Table 9 presents the water content variations for PAO4 and POE before and after immersion testing. PAO4′s water content increased moderately from 62.9 ppm to 102.6 ppm, while POE’s exhibited a substantial increase from 154.4 ppm to 859.4 ppm. For PAO4, the modest resistivity decrease aligns with its moderate moisture increase, maintaining its insulating capability. POE’s severe resistivity loss, however, correlates with its significant water uptake, suggesting that moisture—potentially from FKM leaching, hydrolysis, or humidity absorption—enhances ionic conductivity, particularly given POE’s polar structure. According to Daccord [
24], a minimum fluid resistivity threshold of 0.2 GΩ·m is typically required for immersion cooling applications, even for polluted or end-of-life fluid. Although this study does not replicate end-of-life conditions, POE’s post-immersion resistivity (0.32 GΩ·m) approaches this limit, raising concerns regarding its long-term reliability in EV systems.
At the molecular level, POE’s ester groups (R-COO-R’) are susceptible to nucleophilic attack by water molecules under thermal stress, leading to hydrolysis.
The resulting carboxylic acids (R-COOH) and alcohols (R’-OH) are polar and can dissociate into ions in the presence of water, increasing the fluid’s ionic content. Additionally, water itself (with a high dielectric constant) enhances ion mobility, further reducing resistivity. FKM may contribute trace moisture or polar species during immersion, but the primary driver appears to be POE’s inherent susceptibility to moisture absorption due to its polarity, as evidenced by the water content data.
Breakdown voltage (BDV), which indicates the voltage at which a fluid fails as an insulator, further highlighted these differences, as shown in
Figure 12. PAO4′s BDV increased from 15.2 kV (fresh) to 18.4 kV (post-immersion), a 21% improvement, possibly due to the volatilization of impurities during thermal exposure, enhancing its dielectric strength, consistent with the results of prior studies [
8,
24]. Conversely, POE’s BDV decreased from 62.9 kV to 40.9 kV, a 35% reduction, aligning with its diminished resistivity and increased dissipation factor. POE’s high moisture level (859.4 ppm) and oxidation products likely reduced its dielectric strength by increasing the ionic pathways. While POE’s post-immersion BDV is still higher in comparison to that of PAO, which is better for this application, its significant decline suggests vulnerability to moisture-related thermal stress, impacting the safety and efficiency in DC battery systems over time.
These electrical property changes have significant implications for EV immersion cooling applications. PAO4 demonstrates commendable stability, with maintained resistivity above industry standards, a low dissipation factor indicating minimal dielectric losses, an improved BDV, and a minimally altered FKM surface (
Section 3.2.2), making it a robust choice for systems requiring consistent electrical insulation, such as battery packs or motor windings.

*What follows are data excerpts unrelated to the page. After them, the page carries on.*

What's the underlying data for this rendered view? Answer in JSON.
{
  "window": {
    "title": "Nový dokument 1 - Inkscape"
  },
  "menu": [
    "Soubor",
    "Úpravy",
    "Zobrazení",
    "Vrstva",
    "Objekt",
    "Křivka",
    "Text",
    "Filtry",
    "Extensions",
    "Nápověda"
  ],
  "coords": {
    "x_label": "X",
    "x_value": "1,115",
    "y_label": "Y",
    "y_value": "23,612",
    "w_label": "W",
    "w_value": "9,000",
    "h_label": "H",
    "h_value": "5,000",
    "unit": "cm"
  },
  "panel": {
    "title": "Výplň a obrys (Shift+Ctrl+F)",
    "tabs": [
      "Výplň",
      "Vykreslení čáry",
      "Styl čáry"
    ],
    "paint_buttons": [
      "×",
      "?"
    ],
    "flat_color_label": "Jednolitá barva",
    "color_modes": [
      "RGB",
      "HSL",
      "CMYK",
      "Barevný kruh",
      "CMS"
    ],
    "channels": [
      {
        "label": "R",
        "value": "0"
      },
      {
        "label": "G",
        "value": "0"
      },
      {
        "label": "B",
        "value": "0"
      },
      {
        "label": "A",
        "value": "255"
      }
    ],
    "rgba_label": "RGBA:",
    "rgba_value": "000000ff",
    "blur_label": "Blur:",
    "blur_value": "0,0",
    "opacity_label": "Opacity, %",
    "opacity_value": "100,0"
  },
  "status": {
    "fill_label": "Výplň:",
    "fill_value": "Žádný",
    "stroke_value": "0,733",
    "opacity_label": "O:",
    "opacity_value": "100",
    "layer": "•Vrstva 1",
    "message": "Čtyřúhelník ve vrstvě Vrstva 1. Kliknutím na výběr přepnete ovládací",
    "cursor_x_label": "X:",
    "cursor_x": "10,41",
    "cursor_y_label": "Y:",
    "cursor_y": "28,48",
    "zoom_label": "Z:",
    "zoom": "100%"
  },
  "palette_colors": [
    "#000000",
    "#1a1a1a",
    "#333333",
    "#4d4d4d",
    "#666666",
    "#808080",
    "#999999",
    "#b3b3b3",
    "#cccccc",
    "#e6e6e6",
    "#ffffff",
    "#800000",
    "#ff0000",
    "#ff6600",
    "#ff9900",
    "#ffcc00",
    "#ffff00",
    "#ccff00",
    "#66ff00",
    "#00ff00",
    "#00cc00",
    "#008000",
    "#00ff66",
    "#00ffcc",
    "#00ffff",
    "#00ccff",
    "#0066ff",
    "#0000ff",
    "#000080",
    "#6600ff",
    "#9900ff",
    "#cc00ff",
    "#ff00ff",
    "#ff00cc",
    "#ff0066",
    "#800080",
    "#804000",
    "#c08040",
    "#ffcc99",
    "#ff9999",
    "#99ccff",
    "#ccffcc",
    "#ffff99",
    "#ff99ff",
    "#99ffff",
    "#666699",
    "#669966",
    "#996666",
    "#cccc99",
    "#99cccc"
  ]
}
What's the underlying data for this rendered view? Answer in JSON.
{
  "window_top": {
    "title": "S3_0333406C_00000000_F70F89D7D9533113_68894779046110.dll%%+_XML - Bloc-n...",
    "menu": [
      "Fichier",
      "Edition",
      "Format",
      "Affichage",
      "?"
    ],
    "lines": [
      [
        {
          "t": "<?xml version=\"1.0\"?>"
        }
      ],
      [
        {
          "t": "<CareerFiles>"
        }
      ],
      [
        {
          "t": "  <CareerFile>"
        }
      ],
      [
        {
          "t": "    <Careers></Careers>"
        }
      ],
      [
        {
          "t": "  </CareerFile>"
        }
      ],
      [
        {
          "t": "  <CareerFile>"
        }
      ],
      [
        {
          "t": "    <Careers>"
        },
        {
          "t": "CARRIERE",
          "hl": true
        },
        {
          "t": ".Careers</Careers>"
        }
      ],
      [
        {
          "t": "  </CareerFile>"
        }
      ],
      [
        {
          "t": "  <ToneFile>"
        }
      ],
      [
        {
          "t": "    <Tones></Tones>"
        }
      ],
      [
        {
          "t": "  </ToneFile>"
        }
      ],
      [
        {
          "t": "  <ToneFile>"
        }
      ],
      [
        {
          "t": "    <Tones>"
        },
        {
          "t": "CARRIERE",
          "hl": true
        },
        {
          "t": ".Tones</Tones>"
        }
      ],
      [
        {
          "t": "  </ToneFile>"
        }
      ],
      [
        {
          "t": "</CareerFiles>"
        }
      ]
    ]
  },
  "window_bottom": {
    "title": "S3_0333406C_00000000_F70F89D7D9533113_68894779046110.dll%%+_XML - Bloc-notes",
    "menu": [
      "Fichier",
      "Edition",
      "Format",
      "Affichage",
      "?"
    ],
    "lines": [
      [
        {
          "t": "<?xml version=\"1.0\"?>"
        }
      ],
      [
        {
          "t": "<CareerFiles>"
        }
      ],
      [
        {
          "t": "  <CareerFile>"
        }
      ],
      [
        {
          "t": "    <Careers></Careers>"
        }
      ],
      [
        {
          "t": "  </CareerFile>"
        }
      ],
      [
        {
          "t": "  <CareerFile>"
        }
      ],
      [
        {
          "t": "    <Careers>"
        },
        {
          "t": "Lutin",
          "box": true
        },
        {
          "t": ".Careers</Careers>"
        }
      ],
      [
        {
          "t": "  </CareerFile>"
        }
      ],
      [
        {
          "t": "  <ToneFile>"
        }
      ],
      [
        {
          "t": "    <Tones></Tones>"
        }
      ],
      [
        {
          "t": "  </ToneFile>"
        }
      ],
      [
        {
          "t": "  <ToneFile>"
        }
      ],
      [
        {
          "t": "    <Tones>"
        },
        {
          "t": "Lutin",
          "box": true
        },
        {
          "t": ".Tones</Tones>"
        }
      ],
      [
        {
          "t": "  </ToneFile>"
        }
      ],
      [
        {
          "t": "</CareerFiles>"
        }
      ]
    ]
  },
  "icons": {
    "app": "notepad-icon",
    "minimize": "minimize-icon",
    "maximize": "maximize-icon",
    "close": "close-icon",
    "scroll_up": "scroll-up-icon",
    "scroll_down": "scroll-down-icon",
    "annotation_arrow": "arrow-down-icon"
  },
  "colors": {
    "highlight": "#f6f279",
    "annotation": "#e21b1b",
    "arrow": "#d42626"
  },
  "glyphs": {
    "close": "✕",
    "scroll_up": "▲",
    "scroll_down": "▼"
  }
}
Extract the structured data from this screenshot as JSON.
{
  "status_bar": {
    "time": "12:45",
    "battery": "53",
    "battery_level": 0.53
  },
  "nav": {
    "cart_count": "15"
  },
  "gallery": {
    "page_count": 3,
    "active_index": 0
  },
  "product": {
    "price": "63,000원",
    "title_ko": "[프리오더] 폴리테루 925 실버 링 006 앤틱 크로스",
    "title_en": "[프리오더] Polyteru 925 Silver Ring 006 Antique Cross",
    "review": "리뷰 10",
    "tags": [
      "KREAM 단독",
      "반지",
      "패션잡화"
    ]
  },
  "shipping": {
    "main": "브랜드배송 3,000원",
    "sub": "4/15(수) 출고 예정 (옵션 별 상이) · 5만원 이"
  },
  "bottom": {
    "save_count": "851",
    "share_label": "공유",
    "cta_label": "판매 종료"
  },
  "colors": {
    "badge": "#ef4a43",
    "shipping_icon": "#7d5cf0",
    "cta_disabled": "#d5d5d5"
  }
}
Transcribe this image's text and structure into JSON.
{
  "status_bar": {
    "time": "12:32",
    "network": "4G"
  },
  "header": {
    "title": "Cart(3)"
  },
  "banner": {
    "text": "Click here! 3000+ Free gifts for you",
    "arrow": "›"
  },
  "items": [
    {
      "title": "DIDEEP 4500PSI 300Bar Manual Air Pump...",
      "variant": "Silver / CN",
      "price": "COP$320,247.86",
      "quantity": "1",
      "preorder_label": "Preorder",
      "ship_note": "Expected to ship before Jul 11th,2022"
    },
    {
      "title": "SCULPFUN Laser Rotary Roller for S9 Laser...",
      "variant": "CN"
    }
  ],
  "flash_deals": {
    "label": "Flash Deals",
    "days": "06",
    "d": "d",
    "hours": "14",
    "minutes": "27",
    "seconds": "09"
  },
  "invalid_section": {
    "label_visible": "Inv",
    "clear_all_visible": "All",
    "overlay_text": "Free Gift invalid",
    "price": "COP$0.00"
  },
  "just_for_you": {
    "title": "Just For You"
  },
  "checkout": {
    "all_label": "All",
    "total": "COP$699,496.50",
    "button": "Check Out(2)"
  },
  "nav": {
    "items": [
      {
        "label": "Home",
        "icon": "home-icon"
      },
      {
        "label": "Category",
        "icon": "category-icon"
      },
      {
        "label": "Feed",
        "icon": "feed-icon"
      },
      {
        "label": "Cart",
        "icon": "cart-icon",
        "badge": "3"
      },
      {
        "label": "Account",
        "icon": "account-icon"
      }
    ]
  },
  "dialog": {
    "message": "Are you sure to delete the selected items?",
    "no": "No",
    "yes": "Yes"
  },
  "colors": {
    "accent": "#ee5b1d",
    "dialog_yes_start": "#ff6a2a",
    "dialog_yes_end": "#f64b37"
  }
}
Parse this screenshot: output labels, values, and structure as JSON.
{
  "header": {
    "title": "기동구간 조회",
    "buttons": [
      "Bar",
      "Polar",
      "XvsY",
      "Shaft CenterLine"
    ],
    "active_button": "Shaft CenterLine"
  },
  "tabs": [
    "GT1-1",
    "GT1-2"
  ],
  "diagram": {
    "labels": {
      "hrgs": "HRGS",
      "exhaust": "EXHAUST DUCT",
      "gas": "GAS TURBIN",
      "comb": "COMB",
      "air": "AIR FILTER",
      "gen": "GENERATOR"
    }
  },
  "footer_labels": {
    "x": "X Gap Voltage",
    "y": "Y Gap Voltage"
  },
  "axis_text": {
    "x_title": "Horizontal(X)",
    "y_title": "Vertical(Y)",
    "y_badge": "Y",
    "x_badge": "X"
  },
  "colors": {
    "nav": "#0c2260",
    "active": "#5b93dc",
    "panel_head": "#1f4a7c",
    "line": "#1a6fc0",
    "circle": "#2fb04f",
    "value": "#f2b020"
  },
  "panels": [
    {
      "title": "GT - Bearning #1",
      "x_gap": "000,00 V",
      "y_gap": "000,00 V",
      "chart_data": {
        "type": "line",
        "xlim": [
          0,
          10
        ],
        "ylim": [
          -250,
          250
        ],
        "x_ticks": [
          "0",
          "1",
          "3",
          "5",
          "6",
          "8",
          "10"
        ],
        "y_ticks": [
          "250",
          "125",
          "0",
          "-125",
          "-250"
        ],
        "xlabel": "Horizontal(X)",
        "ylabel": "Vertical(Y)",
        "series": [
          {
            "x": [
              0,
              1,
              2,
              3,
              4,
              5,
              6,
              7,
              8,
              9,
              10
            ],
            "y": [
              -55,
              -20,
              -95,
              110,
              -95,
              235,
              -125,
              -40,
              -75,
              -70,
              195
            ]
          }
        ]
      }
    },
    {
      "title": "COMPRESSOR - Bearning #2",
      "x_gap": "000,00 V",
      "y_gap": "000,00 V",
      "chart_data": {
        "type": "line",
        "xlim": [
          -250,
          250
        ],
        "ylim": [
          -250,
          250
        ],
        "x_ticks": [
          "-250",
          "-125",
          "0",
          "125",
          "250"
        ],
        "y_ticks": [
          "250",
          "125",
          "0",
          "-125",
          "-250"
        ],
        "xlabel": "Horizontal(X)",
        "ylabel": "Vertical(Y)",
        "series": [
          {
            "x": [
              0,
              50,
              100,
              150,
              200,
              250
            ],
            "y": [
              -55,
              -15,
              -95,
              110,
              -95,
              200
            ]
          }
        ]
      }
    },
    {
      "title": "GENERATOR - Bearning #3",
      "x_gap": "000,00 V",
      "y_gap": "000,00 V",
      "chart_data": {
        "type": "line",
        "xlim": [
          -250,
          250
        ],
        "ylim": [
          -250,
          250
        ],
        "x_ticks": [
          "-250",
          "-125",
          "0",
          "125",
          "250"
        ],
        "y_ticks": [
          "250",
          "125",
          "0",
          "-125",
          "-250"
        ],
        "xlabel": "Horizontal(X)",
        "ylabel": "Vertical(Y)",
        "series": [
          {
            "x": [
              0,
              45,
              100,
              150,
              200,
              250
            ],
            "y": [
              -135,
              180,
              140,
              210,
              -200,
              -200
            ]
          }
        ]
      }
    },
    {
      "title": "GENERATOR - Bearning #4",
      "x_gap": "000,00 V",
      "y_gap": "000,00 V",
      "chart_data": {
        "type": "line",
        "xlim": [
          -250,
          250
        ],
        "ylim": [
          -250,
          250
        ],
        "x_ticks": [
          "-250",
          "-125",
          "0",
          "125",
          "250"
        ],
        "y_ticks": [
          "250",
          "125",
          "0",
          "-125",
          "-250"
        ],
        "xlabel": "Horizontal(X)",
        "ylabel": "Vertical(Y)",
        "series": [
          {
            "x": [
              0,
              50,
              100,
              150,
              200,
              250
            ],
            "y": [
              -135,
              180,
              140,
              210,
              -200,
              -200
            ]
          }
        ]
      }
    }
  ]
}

POE, despite its initially higher BDV, exhibits substantial degradation of resistivity and BDV, with a higher dissipation factor, extreme water uptake (859.4 ppm), and a degraded FKM surface (roughness and precipitates), signaling significant reliability concerns for DC battery cooling, where fluid and seal stability are critical over extended operational periods. Future research could explore the addition of moisture scavengers or antioxidants to POE to mitigate water uptake and hydrolysis, reducing dielectric losses and improving FKM compatibility, thereby enhancing its viability for EV applications.